Cutting-edge gene-editing therapies, chimeric antigen receptor T-cell (CAR-T) treatments, and stem cell transplants all require priming or conditioning regimens. Doctors today utilize older chemotherapy drugs or radiation, which often lead to infection or hospitalization. Magenta Therapeutics and Molecular Templates are among the companies seeking to develop less toxic, non-chemotherapy options for patients.
On Nov. 18, Molecular Templates and Vertex Pharmaceuticals (NASDAQ:VRTX) forged a discovery and development collaboration to create novel targeted conditioning regimens applicable to gene-editing, CAR-T, and stem cell transplants. Vertex shelled out $38 million of up-front cash and an equity investment in Molecular Templates. The stock barely flinched, losing $0.03 from the prior day's closing price.
The next day, Nov. 19, Vertex and its collaborator CRISPR Therapeutics announced positive safety and efficacy data for the gene-editing therapy CTX001 in its first two patients. One patient had severe sickle cell disease; the other had beta thalassemia. These interventions edit a patient's genome, potentially allowing for a one-time curative treatment. Both patients received the chemotherapy busulfan prior to CTX001.
Revisiting the prior day's collaboration announcement, biotech investors focused on comments made by Vertex about how Molecular Templates could benefit the CTX001 program.
Vertex's Chief Scientific Officer David Altshuler said,
"We believe that gene editing holds significant promise in the treatment of severe hemoglobinopathies such as sickle cell disease and beta thalassemia, and Molecular Templates' unique technology platform could play an important role in creating a targeted conditioning regimen that could replace chemotherapy currently required in conditioning regimens and thus enhance the overall future treatment experience for patients."
The message was loud and clear
Investors jumped on the message from Vertex, one of the biotech industry's stalwarts: Non-chemotherapy conditioning approaches are the future for gene and cell therapies.
In response, the stocks of other companies focused on achieving that goal (like Magenta) shot up. In fact, Magenta's nearly 40% gain in share price came during a week when it didn't release any news.
Magenta plans to present data on Dec. 6 at the American Society of Hematology's Annual Meeting for its lead program CD117-ADC. Targeting a protein on hematopoietic stem cells called CD117, the treatment eliminated mutated cells without the need for chemotherapy or radiation. Magenta believes CD117-ADC can potentially be used for genetic diseases like sickle cell disease, prior to either gene therapy or hematopoietic stem cell transplantation (HSCT).
Magenta and Molecular Templates are not the only players in the field. Forty Seven and bluebird bio paired up earlier this month to develop antibody-based conditioning regimens for HSCT. According to the World Health Organization, 50,000 HSCT procedures are performed annually worldwide.
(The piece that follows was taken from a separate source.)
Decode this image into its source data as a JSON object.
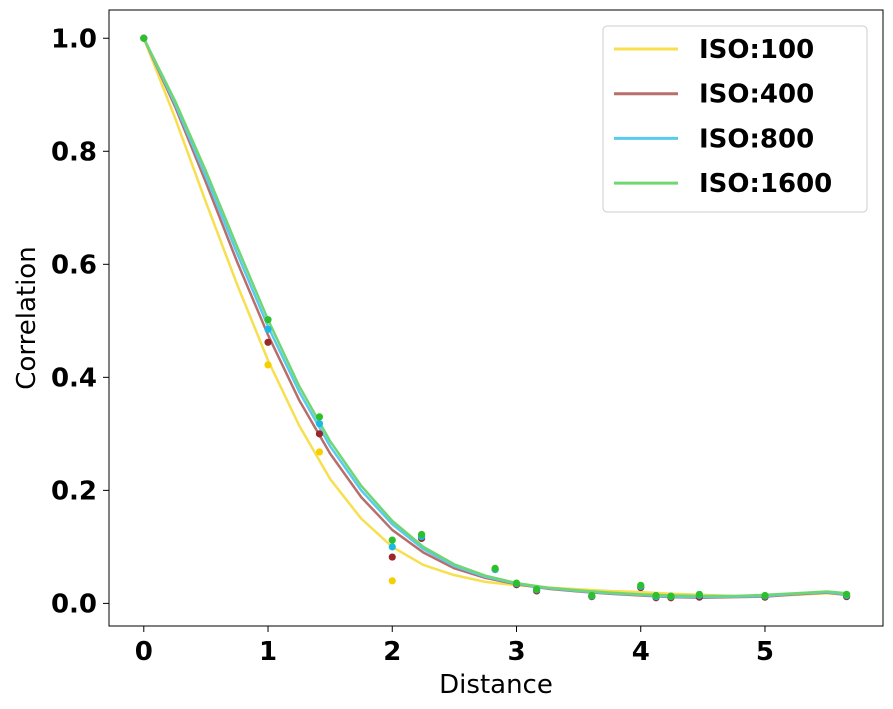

Furthermore, recently approved CAR-T for cancer, such as Kymriah from Novartis or Yescarta from Gilead Sciences, require three days of cyclophosphamide and fludarabine. Developers of these and next-generation CAR-T treatments also seek to eliminate chemotherapy or radiation.
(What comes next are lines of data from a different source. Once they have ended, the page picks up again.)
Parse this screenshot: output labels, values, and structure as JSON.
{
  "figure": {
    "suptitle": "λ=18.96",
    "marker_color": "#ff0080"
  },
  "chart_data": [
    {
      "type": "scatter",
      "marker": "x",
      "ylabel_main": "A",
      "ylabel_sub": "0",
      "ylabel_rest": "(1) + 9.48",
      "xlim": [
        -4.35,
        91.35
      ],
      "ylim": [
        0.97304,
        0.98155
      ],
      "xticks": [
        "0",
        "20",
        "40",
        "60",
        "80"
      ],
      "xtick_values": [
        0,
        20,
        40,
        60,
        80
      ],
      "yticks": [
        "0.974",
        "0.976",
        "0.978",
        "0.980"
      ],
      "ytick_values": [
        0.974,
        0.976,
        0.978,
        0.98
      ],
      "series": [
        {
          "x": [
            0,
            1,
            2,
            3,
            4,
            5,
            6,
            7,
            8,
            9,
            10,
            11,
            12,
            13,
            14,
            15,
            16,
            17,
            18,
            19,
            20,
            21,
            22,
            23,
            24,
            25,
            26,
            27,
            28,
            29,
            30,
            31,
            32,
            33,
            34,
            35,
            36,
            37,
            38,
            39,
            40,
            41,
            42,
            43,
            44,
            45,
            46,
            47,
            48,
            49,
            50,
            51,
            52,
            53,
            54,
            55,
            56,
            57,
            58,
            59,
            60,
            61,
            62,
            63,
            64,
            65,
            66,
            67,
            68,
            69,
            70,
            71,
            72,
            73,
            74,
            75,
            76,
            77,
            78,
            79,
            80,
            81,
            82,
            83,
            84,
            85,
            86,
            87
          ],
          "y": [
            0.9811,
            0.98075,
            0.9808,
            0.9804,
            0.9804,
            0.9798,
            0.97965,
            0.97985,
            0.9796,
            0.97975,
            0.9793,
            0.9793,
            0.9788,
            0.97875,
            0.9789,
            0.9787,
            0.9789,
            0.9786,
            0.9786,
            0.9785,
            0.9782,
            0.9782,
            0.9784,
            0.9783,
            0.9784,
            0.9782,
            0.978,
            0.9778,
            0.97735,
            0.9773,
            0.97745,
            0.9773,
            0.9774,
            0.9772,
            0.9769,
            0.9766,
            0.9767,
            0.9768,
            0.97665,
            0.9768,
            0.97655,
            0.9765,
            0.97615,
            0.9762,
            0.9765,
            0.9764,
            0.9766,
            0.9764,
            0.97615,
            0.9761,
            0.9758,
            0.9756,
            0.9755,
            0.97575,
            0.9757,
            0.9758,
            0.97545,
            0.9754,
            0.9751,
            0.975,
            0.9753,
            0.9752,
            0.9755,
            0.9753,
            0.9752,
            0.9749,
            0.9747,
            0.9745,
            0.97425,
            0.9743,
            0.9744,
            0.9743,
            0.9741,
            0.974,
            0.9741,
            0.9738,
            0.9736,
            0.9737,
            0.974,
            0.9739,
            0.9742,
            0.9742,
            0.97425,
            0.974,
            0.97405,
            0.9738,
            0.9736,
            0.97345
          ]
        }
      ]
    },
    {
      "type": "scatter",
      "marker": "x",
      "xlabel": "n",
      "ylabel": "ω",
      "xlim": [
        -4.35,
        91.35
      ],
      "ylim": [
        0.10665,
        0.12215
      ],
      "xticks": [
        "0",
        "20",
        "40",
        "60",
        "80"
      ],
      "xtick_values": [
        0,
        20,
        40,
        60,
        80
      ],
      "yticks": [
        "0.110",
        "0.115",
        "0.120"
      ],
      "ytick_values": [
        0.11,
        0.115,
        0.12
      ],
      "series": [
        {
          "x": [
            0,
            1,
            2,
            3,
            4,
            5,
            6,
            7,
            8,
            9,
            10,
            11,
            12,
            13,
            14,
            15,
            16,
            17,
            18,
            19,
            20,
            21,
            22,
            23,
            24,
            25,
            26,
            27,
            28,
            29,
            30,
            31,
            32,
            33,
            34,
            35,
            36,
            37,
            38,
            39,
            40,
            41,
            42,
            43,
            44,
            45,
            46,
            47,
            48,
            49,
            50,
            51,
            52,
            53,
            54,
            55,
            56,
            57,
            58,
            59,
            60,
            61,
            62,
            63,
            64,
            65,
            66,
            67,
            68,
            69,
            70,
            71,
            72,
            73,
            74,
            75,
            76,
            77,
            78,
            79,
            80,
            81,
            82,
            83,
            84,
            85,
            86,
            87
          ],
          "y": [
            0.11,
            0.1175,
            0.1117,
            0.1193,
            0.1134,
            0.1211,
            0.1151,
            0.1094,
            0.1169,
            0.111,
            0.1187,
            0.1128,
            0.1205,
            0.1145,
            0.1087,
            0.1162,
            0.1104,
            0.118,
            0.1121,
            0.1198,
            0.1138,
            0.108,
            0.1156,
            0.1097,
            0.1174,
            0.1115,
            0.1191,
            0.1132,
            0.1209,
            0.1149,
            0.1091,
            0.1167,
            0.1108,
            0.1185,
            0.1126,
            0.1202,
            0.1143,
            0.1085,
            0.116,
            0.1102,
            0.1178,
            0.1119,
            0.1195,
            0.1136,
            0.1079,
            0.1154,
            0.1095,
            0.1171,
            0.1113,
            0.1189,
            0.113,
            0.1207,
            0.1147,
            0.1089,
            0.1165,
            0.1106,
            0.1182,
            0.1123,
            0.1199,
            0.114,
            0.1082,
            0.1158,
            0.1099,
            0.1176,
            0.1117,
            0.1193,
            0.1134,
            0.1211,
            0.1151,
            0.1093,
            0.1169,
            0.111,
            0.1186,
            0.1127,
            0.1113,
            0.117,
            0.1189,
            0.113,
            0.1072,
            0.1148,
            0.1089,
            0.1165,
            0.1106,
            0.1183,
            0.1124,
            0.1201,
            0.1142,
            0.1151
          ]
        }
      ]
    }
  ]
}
Patients greatly need less toxic methods to prepare them for gene- and cell-based therapies, or stem cell and bone marrow transplants. Many patients, particularly the elderly, are deemed ineligible for these interventions because the toxicity could be too severe. Any success could have broad implications for the treatment of cancers and genetic diseases.
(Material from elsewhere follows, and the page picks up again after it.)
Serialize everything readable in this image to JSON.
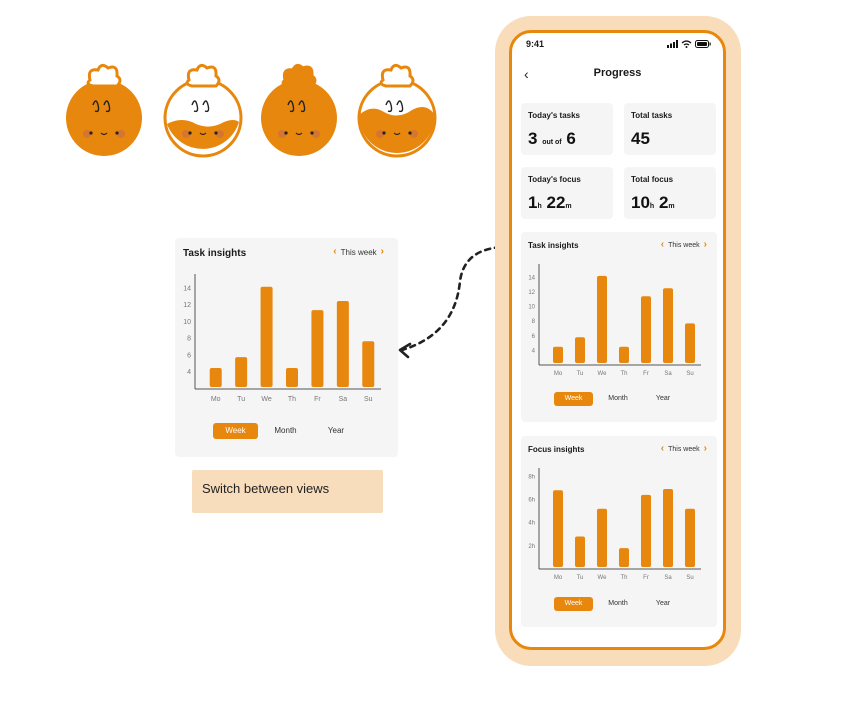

While a variety of successful approaches may ultimately emerge, Magenta has taken an early lead with CD117-ADC. Molecular Templates, with Vertex as a seasoned partner by its side, may soon leap onto the scene with a targeted approach derived from its "engineered toxin bodies" platform.
The investor takeaway is clear: New treatment modalities will be dependent on non-chemotherapy conditioning. Investors in biotech companies that can figure out that piece of the puzzle should be richly rewarded.